Mary Karr Credit Illustration by Jillian Tamaki via The New York Times
Mary Karr, memoirist extraordinaire, has a new book out. It’s not a memoir but a book about writing memoir: The Art of Memoir. I’m adding it to my ever-growing must-read list.
I’ve had the opportunity to hear Mary Karr speak at the Brooklyn Book Festival and at the Festival of Faith & Writing, and of course she is the author of The Liar’s Club, Lit, and Cherry.
I love Q&As and was thrilled to read her answers to The New York Times’ Sunday Book Review “By the Book” column. I got some great reading inspiration (Annie Liontas’ Let Me Explain You, about a Greek-American family), I loved her answers to whom she’d invite to a literary party (can I get an invite?!), and I was happy to discover her favorite memoir is St. Augustine’s Confessions, since I had recently discussed the book in my class “Writing Under the Influence of the Beat Generation” at the Hobart Festival of Women Writers.

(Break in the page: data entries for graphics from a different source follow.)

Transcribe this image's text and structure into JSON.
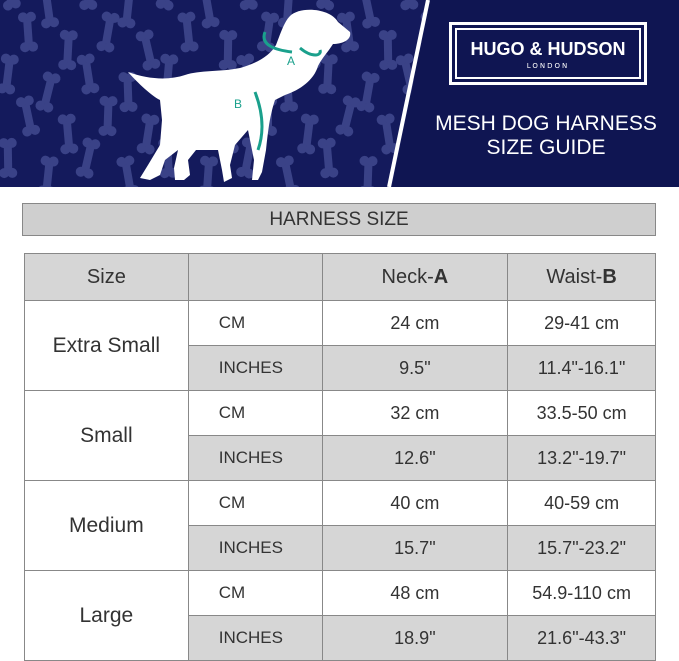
{
  "brand": {
    "name": "HUGO & HUDSON",
    "location": "LONDON"
  },
  "title_lines": [
    "MESH DOG HARNESS",
    "SIZE GUIDE"
  ],
  "diagram_labels": {
    "neck": "A",
    "waist": "B"
  },
  "section_title": "HARNESS SIZE",
  "table": {
    "headers": {
      "size": "Size",
      "unit": "",
      "neck_prefix": "Neck-",
      "neck_letter": "A",
      "waist_prefix": "Waist-",
      "waist_letter": "B"
    },
    "rows": [
      {
        "size": "Extra Small",
        "cm": {
          "unit": "CM",
          "neck": "24 cm",
          "waist": "29-41 cm"
        },
        "in": {
          "unit": "INCHES",
          "neck": "9.5\"",
          "waist": "11.4\"-16.1\""
        }
      },
      {
        "size": "Small",
        "cm": {
          "unit": "CM",
          "neck": "32 cm",
          "waist": "33.5-50 cm"
        },
        "in": {
          "unit": "INCHES",
          "neck": "12.6\"",
          "waist": "13.2\"-19.7\""
        }
      },
      {
        "size": "Medium",
        "cm": {
          "unit": "CM",
          "neck": "40 cm",
          "waist": "40-59 cm"
        },
        "in": {
          "unit": "INCHES",
          "neck": "15.7\"",
          "waist": "15.7\"-23.2\""
        }
      },
      {
        "size": "Large",
        "cm": {
          "unit": "CM",
          "neck": "48 cm",
          "waist": "54.9-110 cm"
        },
        "in": {
          "unit": "INCHES",
          "neck": "18.9\"",
          "waist": "21.6\"-43.3\""
        }
      }
    ]
  },
  "colors": {
    "navy": "#141a5c",
    "bone": "#3c4488",
    "accent": "#1aa08c",
    "header_gray": "#d6d6d6"
  }
}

I was especially intrigued by her question “Do Flannery O’Connor’s letters count?” to the question “Who are the best memoirists ever?” I used Kerouac’s letters for much of my research for Burning Furiously Beautiful. I think in some way, letters are a form of memoir. In another way, though, they don’t necessarily adhere to the intentional literary craft I discussed in my response to “In the Age of Memoir, What’s the Legacy of the Confessional Mode?” Though a great letter writer is better than a mediocre memoirist!